Truth and encouragement
I go to Barbara when I want the truth with encouragement. There are some people you can go to who are reliable for telling you the truth-but you don't necessarily feel encouraged afterward. There are some you can go to who encourage-but they have skewed the facts a teeny bit to spare your feelings. I always leave Barbara's presence feeling strengthened in my spirit and knowing I have heard the truest truth. How does she manage that!
I need to define terms. When I say that some folks tell you the truth (minus encouragement), perhaps I should write "truth" with a lower case "t." What I mean by that kind of truth is that it accords with the facts, as far as they go, and is not inaccurate as a description of the situation.
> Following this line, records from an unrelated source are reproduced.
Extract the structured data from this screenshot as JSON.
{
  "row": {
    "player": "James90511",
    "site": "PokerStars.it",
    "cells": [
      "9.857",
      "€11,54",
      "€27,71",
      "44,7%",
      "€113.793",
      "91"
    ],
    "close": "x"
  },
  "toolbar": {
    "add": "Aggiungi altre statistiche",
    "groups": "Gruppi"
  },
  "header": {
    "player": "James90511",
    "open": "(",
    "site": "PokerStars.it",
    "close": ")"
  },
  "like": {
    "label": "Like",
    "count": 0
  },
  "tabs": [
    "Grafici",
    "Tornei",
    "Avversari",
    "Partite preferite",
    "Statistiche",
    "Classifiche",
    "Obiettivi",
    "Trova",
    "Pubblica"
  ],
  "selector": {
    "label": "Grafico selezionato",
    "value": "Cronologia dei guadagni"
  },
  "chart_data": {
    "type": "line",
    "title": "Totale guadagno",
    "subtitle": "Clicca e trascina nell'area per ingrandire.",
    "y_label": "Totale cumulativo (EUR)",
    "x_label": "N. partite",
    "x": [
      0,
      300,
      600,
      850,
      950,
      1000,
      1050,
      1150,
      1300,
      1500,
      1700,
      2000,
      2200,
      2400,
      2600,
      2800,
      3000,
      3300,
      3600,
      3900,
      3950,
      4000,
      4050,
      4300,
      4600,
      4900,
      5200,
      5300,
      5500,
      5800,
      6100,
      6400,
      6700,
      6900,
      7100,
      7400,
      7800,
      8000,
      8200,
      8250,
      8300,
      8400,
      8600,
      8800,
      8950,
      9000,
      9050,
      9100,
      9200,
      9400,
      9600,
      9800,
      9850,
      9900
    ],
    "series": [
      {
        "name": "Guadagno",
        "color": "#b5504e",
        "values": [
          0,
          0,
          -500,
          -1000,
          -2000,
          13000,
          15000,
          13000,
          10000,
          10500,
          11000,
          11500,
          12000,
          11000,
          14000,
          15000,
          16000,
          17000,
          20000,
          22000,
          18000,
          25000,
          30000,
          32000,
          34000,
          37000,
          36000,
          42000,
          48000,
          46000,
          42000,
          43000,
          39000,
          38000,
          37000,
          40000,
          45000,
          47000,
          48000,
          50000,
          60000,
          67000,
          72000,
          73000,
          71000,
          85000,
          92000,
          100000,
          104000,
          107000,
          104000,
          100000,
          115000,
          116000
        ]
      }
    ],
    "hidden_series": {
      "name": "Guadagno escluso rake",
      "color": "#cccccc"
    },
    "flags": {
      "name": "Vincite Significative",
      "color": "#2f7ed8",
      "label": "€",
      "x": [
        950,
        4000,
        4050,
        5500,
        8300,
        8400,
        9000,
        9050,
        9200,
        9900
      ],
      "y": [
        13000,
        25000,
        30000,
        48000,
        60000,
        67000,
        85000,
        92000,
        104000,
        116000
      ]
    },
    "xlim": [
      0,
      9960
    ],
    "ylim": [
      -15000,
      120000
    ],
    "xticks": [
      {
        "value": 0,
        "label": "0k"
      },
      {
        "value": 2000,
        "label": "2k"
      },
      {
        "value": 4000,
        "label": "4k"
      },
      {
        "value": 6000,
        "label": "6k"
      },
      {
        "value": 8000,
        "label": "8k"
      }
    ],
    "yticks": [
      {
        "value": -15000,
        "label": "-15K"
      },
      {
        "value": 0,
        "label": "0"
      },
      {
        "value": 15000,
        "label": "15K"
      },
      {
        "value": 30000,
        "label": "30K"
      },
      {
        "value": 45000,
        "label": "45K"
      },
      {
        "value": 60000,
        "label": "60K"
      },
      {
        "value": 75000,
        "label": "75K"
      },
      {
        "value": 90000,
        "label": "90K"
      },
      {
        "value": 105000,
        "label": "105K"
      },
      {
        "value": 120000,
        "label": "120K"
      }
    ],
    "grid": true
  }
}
But what I have learned over the years is that there are an inexhaustible number of things you can say to someone about his problem. Ask a hundred friends and there are a hundred possible perspectives.
The perspective that zeroes in on a salient fact from a God's-eye view is one that simultaneously brings encouragement. So then, with Barbara (as with all wise, godly people), encouragement is never at the expense of truth. It is never a trade-off. The truer the truth, the more encouragement it brings in tow. In fact, encouragement with low truth value is a very damp encouragement indeed. Isaiah 29:8 speaks of a man who dreams he is eating and then wakes up still hungry. That's what encouragement without truth is: a low-caloric thing, a waterless cloud.
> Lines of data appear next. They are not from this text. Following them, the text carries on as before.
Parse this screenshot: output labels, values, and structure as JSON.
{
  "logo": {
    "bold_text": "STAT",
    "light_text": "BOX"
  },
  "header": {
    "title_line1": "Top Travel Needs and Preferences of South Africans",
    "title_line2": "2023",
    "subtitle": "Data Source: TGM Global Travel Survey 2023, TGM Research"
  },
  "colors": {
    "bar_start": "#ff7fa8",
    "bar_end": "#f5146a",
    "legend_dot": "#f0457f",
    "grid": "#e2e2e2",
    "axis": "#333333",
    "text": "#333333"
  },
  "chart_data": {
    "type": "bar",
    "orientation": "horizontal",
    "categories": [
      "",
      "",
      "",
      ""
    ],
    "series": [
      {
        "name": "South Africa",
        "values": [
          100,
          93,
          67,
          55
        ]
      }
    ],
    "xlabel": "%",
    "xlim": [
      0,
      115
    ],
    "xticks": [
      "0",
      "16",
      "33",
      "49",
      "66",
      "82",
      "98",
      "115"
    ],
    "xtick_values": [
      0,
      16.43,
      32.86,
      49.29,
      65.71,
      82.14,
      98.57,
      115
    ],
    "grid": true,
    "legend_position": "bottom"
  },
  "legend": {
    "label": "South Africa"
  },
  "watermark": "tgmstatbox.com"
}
Just to make it more concrete, if I told Barbara something that was bothering me about one of my children, God might bring to her mind a wonderful thing my child had done that I had overlooked in my blindsided emotion. Or if I came at Barbara with despair, she would bring up the subject of hope. And hope is a "truer" subject than despair, because God's nature is one of hope and not despair.
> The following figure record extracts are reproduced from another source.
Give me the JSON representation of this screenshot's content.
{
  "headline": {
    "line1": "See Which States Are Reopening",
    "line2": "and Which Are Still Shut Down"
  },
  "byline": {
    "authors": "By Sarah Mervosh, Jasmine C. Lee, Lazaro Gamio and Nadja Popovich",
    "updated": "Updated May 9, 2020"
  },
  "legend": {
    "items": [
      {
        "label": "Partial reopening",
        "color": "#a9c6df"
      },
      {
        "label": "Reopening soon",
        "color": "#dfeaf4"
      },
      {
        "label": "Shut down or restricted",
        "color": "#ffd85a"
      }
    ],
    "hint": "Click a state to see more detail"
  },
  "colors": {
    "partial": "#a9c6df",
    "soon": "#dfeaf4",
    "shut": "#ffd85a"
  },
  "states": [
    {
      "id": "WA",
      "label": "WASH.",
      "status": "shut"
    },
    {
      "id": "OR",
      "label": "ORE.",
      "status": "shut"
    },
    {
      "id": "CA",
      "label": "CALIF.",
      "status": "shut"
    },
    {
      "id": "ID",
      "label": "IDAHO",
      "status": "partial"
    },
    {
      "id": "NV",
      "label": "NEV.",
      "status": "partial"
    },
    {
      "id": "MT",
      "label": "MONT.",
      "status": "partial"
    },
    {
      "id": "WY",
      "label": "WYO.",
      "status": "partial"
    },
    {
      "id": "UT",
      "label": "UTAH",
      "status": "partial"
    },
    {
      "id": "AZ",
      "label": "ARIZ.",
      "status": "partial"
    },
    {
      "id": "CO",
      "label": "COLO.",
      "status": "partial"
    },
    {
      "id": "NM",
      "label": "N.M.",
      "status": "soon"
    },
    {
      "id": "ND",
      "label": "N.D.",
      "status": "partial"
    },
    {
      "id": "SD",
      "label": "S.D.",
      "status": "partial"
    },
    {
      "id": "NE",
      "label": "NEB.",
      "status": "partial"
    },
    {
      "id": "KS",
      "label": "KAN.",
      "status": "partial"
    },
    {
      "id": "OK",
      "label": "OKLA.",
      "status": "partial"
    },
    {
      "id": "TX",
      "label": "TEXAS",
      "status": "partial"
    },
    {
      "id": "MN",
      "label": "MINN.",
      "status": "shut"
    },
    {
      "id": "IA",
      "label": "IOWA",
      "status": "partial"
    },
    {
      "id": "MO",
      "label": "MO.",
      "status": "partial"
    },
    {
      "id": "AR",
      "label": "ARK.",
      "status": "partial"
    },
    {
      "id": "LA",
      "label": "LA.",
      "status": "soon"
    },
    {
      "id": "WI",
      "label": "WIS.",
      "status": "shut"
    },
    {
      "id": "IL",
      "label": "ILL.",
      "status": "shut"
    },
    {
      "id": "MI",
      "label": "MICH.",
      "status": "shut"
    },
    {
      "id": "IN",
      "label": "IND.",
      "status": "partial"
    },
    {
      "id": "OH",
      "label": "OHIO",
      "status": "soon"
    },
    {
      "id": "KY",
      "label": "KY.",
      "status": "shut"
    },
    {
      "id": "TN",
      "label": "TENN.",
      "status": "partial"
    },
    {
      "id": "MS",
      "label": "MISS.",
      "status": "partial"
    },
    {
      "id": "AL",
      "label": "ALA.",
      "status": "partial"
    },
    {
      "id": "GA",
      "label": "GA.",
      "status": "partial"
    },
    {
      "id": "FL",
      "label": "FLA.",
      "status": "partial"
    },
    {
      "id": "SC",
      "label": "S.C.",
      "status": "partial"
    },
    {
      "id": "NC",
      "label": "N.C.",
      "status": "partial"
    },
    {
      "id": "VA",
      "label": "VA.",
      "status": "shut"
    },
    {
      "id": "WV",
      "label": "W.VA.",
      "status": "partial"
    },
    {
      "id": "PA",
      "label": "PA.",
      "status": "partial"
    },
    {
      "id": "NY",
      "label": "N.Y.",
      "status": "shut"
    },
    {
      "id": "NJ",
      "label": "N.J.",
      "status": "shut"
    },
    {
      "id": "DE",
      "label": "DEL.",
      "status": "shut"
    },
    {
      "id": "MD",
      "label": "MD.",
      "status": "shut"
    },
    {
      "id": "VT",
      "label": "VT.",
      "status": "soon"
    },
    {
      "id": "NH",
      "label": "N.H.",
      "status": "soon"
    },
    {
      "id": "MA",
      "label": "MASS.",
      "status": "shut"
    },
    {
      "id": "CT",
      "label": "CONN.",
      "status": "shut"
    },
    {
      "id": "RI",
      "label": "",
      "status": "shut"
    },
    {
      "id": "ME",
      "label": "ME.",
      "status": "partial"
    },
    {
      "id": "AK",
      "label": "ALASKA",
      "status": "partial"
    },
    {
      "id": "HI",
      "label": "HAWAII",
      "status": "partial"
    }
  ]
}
Maybe the biggest lesson in this for me is that if I should ever find myself, in the future, in the position of being sought out for counsel, I will never have to think I must choose between offering truth and encouragement. If truth is done right, it is the most encouraging thing. And if encouragement is done right, it is the most true thing.
And the ultimate truth is about whatever problem you are facing as you read this column is that all things work for the good of those who love God. All things.